Parents, you know what that means.
Dylan added this caption: “Car seats should come with a puke-proof cover of some kind. Something easy to clean because inevitably every child will vomit all over every nook and cranny of this thing. It’s impossibly disgusting to take apart to clean and painstakingly difficult to put back together.”
Amen, Dylan.

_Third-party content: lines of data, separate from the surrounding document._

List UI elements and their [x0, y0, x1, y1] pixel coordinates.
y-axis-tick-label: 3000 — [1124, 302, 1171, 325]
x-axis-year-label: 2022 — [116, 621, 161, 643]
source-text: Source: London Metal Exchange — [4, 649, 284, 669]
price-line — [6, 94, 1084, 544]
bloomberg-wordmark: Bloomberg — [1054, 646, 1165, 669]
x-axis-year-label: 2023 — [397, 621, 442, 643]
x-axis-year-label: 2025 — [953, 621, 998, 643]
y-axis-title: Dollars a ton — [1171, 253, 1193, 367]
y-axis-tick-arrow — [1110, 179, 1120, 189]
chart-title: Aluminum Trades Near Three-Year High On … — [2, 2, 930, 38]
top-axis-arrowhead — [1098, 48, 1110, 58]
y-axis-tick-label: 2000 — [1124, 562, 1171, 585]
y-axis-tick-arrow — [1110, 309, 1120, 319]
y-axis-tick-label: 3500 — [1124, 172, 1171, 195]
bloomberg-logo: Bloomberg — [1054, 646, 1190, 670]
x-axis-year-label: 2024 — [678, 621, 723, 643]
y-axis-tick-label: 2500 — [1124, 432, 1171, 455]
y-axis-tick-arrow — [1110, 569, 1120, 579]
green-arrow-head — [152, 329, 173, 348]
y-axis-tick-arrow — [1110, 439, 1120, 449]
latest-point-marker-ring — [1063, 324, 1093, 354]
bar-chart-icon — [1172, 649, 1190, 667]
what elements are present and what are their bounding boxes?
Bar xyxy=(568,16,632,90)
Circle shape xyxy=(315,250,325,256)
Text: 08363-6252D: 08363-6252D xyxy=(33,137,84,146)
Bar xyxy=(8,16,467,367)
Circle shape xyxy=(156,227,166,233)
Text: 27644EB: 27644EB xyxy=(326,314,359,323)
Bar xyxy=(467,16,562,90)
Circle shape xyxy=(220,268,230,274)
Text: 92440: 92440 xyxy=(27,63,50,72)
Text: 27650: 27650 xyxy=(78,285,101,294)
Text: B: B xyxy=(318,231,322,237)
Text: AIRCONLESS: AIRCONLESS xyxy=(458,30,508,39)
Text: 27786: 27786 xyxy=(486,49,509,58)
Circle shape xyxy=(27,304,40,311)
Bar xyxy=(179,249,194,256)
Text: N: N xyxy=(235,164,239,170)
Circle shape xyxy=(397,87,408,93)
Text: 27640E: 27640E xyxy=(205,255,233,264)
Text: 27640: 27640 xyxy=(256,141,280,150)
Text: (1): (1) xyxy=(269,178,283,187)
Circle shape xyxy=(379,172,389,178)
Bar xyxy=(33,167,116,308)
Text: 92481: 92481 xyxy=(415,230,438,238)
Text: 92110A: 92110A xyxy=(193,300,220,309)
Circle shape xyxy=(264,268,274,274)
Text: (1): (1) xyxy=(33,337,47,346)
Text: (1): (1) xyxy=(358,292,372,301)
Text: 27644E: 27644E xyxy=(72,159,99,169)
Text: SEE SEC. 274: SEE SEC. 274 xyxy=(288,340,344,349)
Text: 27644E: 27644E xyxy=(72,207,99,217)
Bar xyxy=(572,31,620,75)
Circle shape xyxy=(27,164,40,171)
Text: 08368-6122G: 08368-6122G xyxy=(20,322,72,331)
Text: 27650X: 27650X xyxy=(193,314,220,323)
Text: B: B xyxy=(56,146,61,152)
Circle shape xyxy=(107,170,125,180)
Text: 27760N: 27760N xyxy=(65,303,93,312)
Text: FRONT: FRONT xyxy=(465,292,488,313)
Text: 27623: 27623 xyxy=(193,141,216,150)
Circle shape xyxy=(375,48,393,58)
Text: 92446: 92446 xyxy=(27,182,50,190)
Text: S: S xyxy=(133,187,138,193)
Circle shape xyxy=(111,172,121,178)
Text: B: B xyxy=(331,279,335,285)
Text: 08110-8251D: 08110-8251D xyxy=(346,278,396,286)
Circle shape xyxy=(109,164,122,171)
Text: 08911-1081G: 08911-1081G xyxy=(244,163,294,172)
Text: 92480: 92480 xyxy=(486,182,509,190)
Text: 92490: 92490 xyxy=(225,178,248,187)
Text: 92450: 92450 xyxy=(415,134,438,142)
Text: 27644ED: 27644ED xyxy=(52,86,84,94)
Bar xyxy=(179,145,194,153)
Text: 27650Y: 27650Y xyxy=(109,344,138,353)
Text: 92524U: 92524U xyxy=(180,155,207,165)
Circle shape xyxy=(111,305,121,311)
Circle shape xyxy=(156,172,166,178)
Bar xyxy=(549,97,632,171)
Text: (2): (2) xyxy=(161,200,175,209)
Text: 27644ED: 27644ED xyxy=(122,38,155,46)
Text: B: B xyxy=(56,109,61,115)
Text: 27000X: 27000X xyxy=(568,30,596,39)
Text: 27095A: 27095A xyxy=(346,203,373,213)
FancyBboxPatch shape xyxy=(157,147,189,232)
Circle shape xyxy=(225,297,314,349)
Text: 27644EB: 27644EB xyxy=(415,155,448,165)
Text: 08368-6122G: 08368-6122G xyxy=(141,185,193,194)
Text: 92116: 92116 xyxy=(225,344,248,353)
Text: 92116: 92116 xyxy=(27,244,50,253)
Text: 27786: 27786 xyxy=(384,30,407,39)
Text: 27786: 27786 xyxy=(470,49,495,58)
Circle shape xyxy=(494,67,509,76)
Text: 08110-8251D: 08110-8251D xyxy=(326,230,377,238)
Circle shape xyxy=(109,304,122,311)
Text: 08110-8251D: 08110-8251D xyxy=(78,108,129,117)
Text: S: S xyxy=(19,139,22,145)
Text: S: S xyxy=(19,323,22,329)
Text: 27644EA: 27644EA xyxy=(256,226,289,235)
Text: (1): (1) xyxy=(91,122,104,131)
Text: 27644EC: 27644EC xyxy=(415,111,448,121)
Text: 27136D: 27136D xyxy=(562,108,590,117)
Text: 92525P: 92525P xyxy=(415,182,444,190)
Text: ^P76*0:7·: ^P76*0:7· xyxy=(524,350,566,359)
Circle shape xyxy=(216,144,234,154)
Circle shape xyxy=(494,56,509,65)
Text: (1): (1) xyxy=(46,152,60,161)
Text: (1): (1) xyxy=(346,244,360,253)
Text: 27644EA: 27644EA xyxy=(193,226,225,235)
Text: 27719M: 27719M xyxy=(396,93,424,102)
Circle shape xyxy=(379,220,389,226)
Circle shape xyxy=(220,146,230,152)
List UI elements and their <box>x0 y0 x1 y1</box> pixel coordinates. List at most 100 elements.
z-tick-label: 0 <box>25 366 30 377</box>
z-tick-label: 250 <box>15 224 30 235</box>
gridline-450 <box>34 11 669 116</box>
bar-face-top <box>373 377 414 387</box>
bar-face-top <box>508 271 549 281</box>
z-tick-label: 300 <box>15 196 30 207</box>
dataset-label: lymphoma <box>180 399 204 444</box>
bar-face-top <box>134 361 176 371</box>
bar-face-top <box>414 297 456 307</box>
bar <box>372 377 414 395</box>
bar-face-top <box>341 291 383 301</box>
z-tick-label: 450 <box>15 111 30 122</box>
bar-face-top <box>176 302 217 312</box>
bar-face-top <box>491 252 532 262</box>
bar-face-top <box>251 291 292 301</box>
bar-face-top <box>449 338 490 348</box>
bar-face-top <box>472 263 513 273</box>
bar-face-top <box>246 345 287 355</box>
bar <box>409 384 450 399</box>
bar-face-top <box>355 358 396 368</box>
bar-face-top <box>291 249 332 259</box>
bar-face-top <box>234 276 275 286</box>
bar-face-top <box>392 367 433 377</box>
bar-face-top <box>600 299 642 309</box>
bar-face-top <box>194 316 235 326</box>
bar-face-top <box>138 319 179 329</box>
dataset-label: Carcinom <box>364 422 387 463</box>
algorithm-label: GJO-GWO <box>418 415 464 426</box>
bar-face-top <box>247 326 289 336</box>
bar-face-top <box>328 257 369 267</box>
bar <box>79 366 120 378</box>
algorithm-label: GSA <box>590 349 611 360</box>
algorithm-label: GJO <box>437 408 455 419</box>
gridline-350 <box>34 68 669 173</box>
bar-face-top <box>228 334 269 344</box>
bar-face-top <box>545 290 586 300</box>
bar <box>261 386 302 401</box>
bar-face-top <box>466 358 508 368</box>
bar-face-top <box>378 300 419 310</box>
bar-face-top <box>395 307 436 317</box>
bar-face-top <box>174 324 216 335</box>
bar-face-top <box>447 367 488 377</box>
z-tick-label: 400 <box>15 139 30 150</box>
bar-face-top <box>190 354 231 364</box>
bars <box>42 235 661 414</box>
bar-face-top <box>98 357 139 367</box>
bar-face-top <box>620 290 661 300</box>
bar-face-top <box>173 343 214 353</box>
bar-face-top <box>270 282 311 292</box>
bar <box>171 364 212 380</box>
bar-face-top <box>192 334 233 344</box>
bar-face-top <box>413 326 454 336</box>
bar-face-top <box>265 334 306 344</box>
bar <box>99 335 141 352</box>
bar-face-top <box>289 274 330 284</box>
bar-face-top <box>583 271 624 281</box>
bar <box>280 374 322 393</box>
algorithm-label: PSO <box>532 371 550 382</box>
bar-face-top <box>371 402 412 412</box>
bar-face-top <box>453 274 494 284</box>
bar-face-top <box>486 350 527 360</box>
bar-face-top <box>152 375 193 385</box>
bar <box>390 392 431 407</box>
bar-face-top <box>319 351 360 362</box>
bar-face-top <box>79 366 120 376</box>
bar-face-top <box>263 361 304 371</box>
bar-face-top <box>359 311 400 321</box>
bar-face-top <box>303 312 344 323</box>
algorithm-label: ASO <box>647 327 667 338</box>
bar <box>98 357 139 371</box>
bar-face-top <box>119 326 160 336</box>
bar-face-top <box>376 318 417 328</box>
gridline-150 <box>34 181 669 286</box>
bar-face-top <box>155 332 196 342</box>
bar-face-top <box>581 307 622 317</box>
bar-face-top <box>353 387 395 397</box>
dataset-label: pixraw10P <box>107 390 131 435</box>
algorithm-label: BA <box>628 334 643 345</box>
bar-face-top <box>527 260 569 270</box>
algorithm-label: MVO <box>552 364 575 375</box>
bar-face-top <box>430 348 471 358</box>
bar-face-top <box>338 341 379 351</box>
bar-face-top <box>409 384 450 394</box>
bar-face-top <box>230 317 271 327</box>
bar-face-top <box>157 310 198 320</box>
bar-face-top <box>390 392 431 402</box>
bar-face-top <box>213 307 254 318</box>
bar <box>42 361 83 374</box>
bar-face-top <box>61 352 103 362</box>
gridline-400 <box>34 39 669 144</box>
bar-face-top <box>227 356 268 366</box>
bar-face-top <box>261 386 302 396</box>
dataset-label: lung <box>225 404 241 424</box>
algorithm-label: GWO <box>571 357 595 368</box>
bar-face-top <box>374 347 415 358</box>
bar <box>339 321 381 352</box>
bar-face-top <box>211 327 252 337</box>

You’re preaching to the choir.
I will admit that I have cleaned pukey car seats in a wide variety of scenarios: at our house, in a friend’s driveway, at the vacation house of an acquaintance we hoped to become better friends with, outside of a Walgreens on a 90-degree day, at a rest stop and in the parking lot of a not-quite-open business center in the wee hours of the morning. (We abandoned a beloved Minnie Mouse stuffie in that parking lot. She was in the wrong place at the wrong time.)
You can tell from the comments that many, many parents have been there as well. And they all had advice:
“Remove all the soft seating etc., and use a power washer on a soft cycle, or take it to a self-serve carwash. That was the way to get everything cleaned off.”
“Sprinkle the puke with baking soda & let it dry, much easier to pick up that way.”
“Take a video of yourself taking it apart to reference when putting back together. 😅”
“I discovered bags with plastic rims around them like used in hospitals and our messes have been much smaller since. 😂”
“Car seats are the new printers. Should just throw it away and start over.”
As with everything in parenting, you take the good with the bad. One day, you see your three adorable boys smiling at you in the cutest Christmas card ever. And the next day, you’re elbows deep in the bowels of a car seat and that smell — you know that smell — will never leave your nostrils.
One parent really hit the nail on the head with this response to Dylan’s post: “This is the one thing that has not changed in 40 years! Been there.”